The overarching goal of MENTOR is to combine Multi-Agent Reinforcement Learning (MARL) with control theoretic approaches for the development of new more efficient strategies for the control of autonomous multi-agent systems and explore their application to the problem of designing cooperative agents able to perform challenging search-and-rescue operations in uncertain environments.

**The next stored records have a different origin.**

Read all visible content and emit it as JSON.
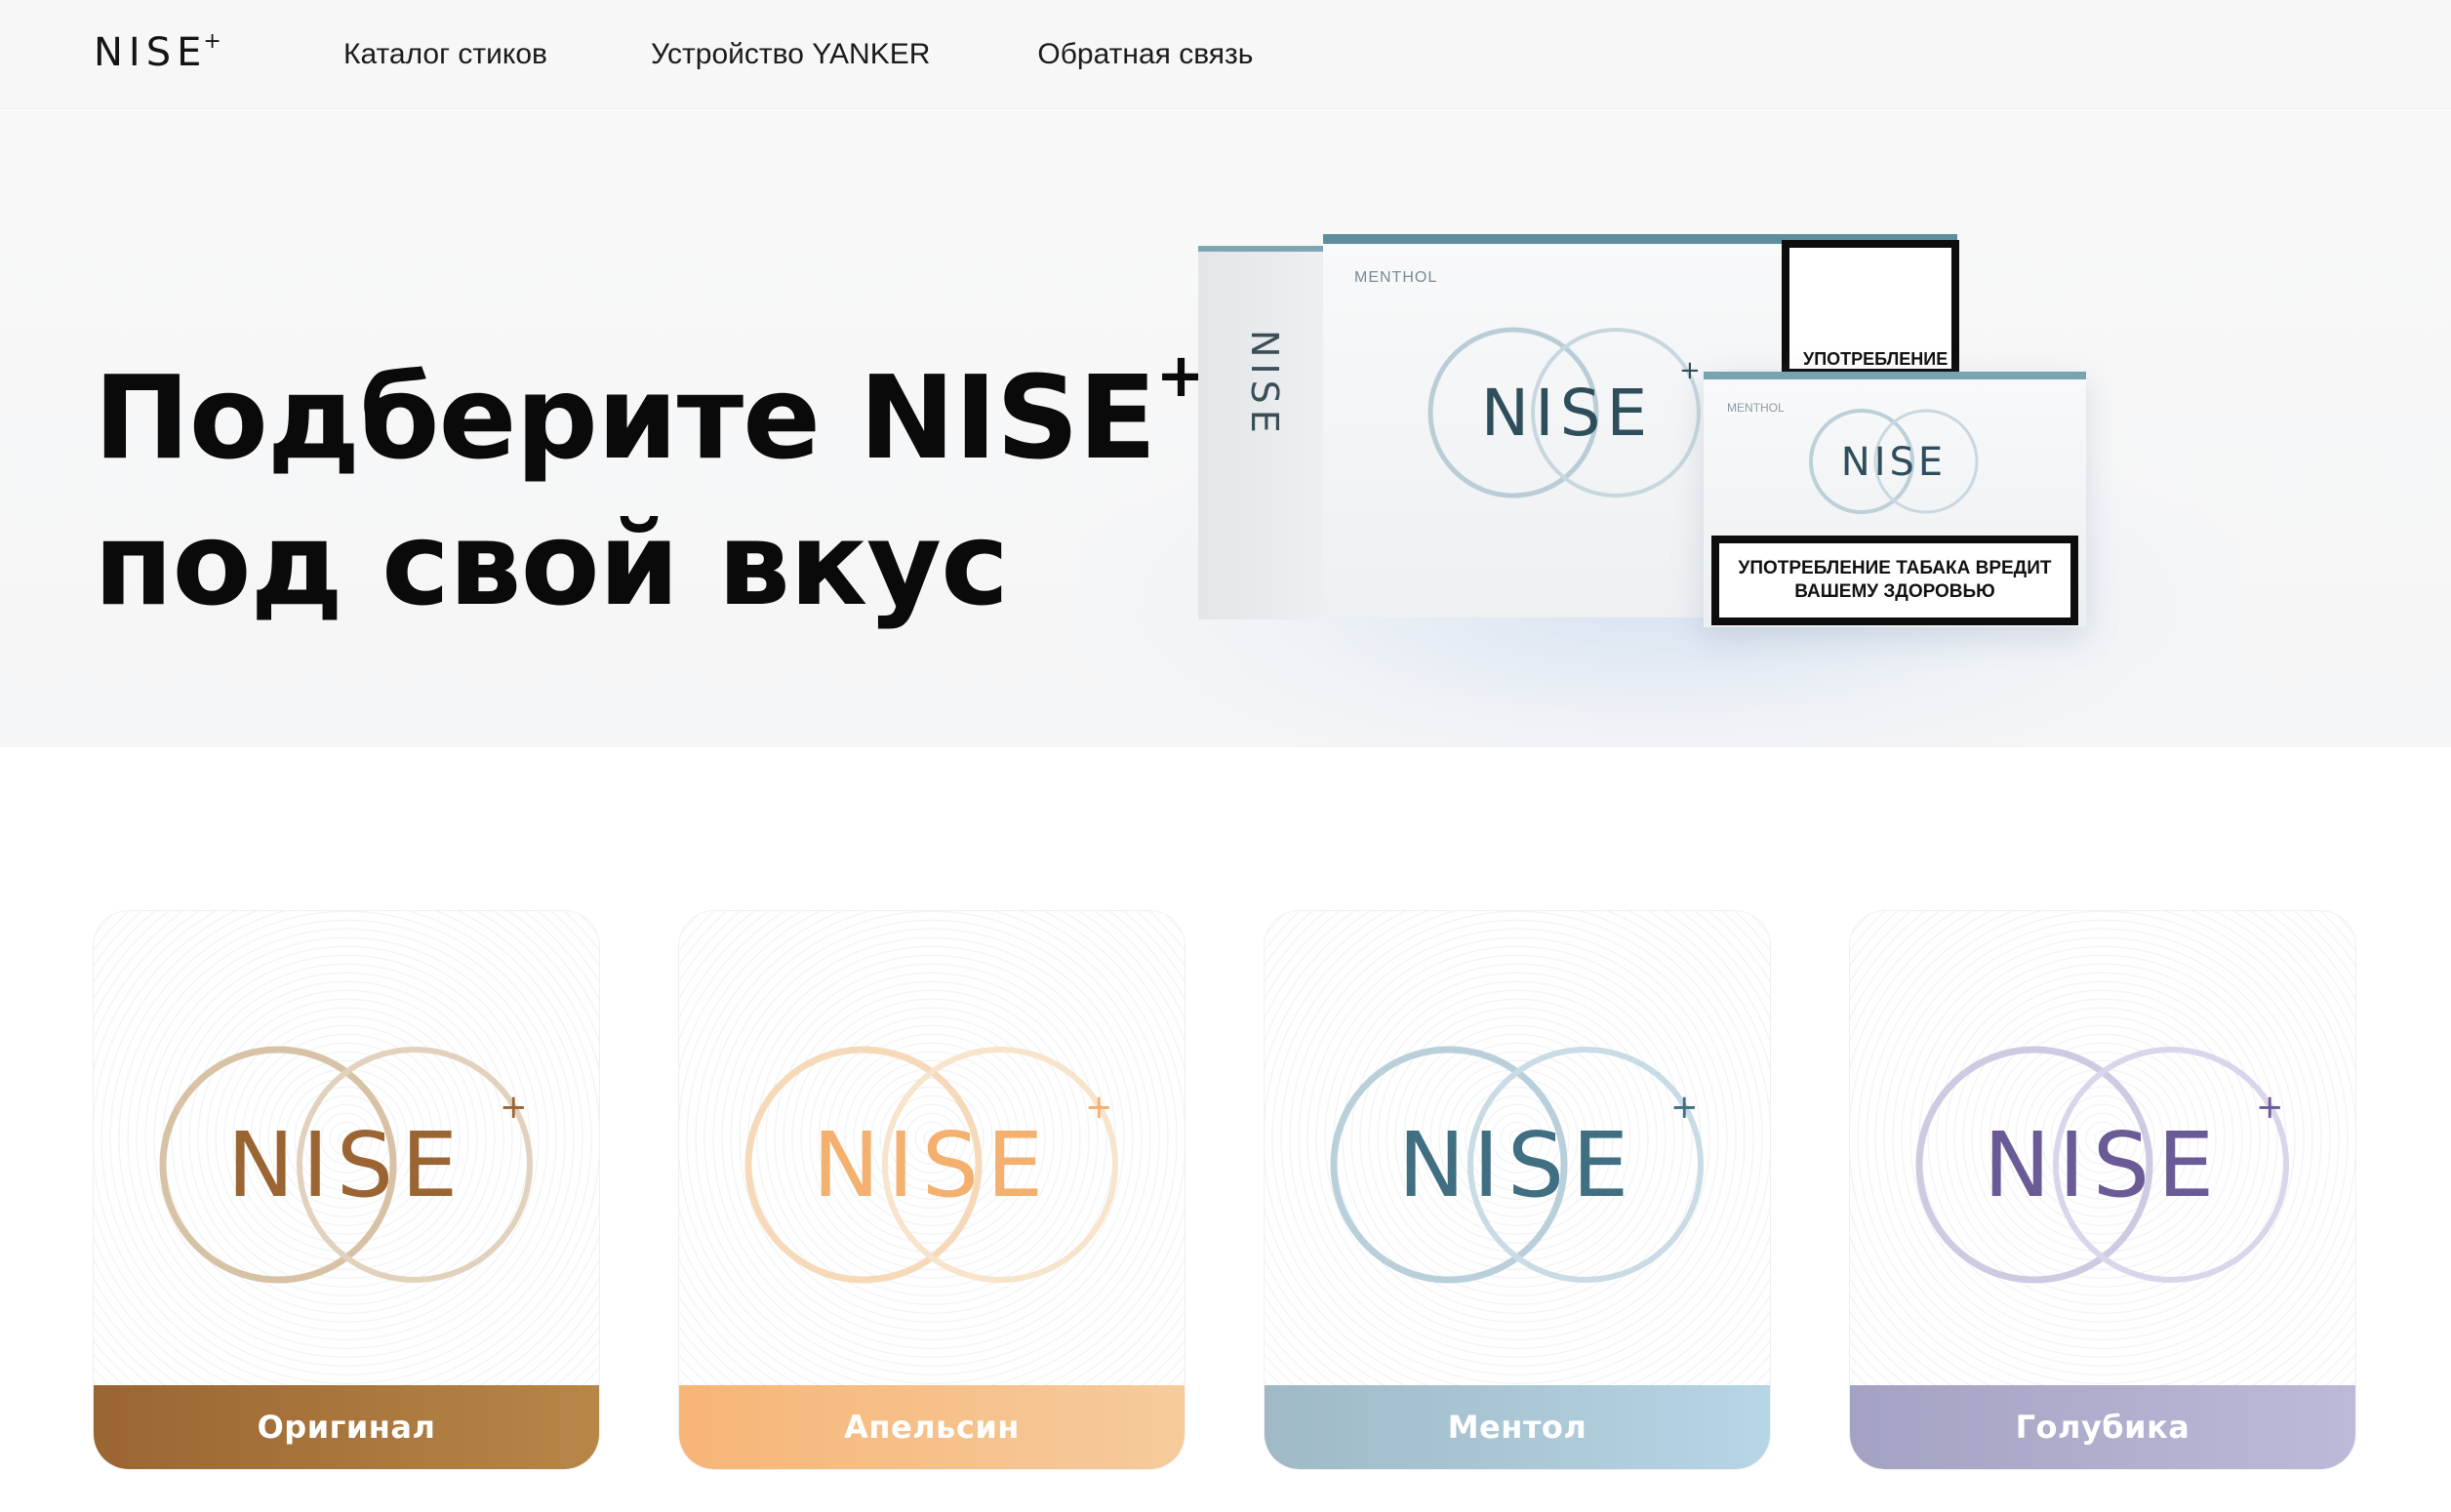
{
  "header": {
    "logo_text": "NISE",
    "logo_plus": "+",
    "nav": [
      {
        "label": "Каталог стиков"
      },
      {
        "label": "Устройство YANKER"
      },
      {
        "label": "Обратная связь"
      }
    ]
  },
  "hero": {
    "title_line1": "Подберите NISE",
    "title_plus": "+",
    "title_line2": "под свой вкус",
    "big_box": {
      "flavor": "MENTHOL",
      "side_brand": "NISE",
      "brand": "NISE",
      "brand_plus": "+",
      "warning_top": "УПОТРЕБЛЕНИЕ"
    },
    "small_box": {
      "flavor": "MENTHOL",
      "brand": "NISE",
      "warning": "УПОТРЕБЛЕНИЕ ТАБАКА ВРЕДИТ ВАШЕМУ ЗДОРОВЬЮ"
    }
  },
  "products": [
    {
      "name": "Оригинал",
      "brand": "NISE",
      "plus": "+",
      "color": "#9a6532"
    },
    {
      "name": "Апельсин",
      "brand": "NISE",
      "plus": "+",
      "color": "#f3b06e"
    },
    {
      "name": "Ментол",
      "brand": "NISE",
      "plus": "+",
      "color": "#3f6f80"
    },
    {
      "name": "Голубика",
      "brand": "NISE",
      "plus": "+",
      "color": "#6a5a95"
    }
  ]
}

The specific objectives of the research program are:
- to carry out a comparative analysis of existing control and MARL strategies for complex multi-agent systems in the literature and their application to SAR scenarios to identify a set of strategies to benchmark those we will develop in MENTOR;
- to develop learning-based strategies to steer the collective behaviour of complex multi-agent systems combining control strategies with reinforcement learning algorithms to achieve better efficiency and shorter learning times in complex situations;
- to analyse the convergence and robustness properties of the strategies on a set of testbed applications and
- to use the new strategies developed within the project to multi-agent Search and Rescue problems in uncertain environments such as those that occur in natural disasters' areas and validate their effectiveness through a set of simulations and proof-of-principle experimental tests.
The project is highly focused on combining control theoretic tools with machine learning. It therefore comprises two Reaserch Units at the University of Naples Federico II and at the University of Bologna with complementary expertise and know-how on control techniques, reinforcement learning, mathematical modelling, complex systems, herding and autonomous systems. It will also exploit the strong existing research connections with the group led by Professor Michael Richardson at Macquarie University Sydney which has unique expertise on herding and distributed decision making and with the Dynamical Systems Laboratory at New York University led by Professor Maurizio Porfiri, a world renowned expert on the the modelling and experimental investigation of complex systems and animal behaviour and their rescue from natural disaster areas (e.g. after oil spills).
The project addresses two fundamental themes of the PNRR: foundational aspects of artificial intelligence with particular emphasis on its control implications, and environmental, natural and anthropic risks, with attention to novel strategies to address post-event search and rescue scenarios via the deployment of autonomous multi-agent systems. Interdisciplinarity is core to this project, with the aim to achieve a strong scientific, technological, societal and economic impact well beyond the application domain selected as a testbed scenario.